Push an input operand.

If it is a float type, nothing to do. If it is an integer type, then we need to also push its signdness (1 for signed, 0 for unsigned) and we need to pack the input 16xi8 vector into a 4xi32 vector. We also need to convert bfloat inputs to i16 to account for the lack of bfloat support in the WMMA intrinsics themselves.

Definition at line 368 of file AMDGPUToROCDL.cpp.

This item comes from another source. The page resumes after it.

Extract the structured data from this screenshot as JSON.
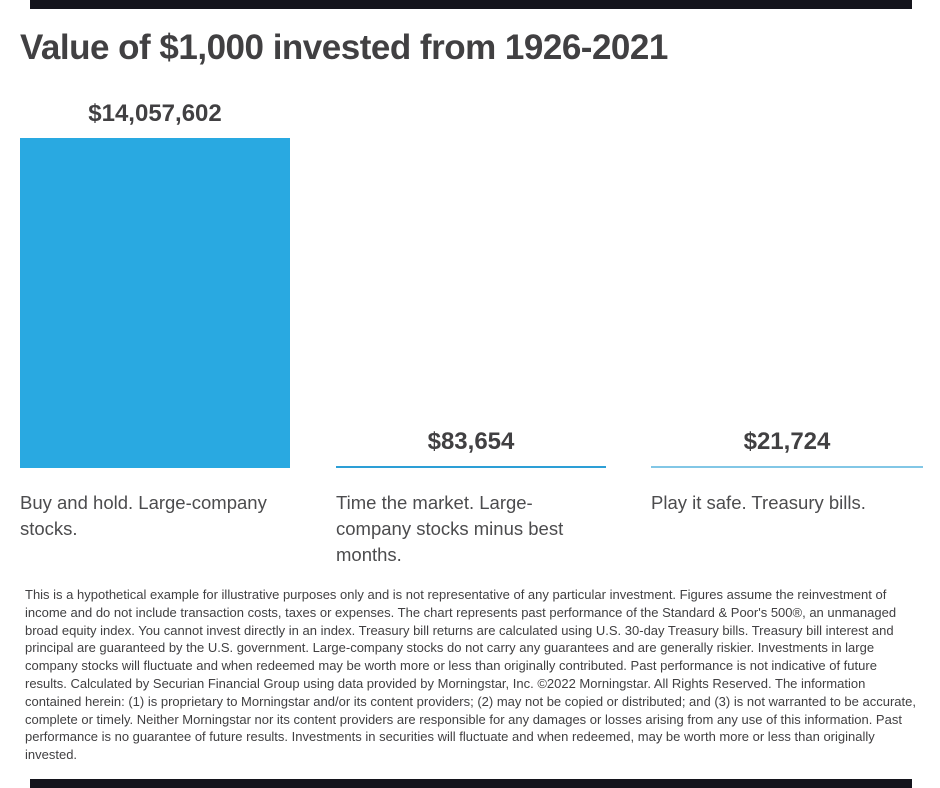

References mlir::TypeConverter::convertType(), mlir::OpBuilder::create(), createI1Constant(), mlir::OpBuilder::createOrFold(), mlir::get(), mlir::Builder::getI16Type(), mlir::Builder::getI32Type(), mlir::Value::getType(), mlir::Type::isBF16(), mlir::Type::isInteger(), mlir::Type::isSignedInteger(), and mlir::Type::isUnsignedInteger().

◆ wmmaPushOutputOperand()

static void wmmaPushOutputOperand ( ConversionPatternRewriter rewriter,
Location  loc,
const TypeConverter typeConverter,
Value  output,
int32_t  subwordOffset,
bool  clamp,
SmallVector< Value, 4 > &  operands 
)
static

Push the output operand.

For many cases this is only pushing the output in the operand list. But when we have f16 -> f16 or bf16 -> bf16 intrinsics, since the same numbers of VGPRs is used, we need to decide if to store the result in the upper 16 bits of the VGPRs or in the lower part. To store the result in the lower 16 bits, set subwordOffset to 1, otherwise result will be stored it in the upper part

Definition at line 411 of file AMDGPUToROCDL.cpp.

References clamp(), mlir::OpBuilder::create(), createI1Constant(), mlir::Builder::getI16Type(), mlir::Value::getType(), mlir::Type::isBF16(), mlir::Type::isF16(), and mlir::Type::isInteger().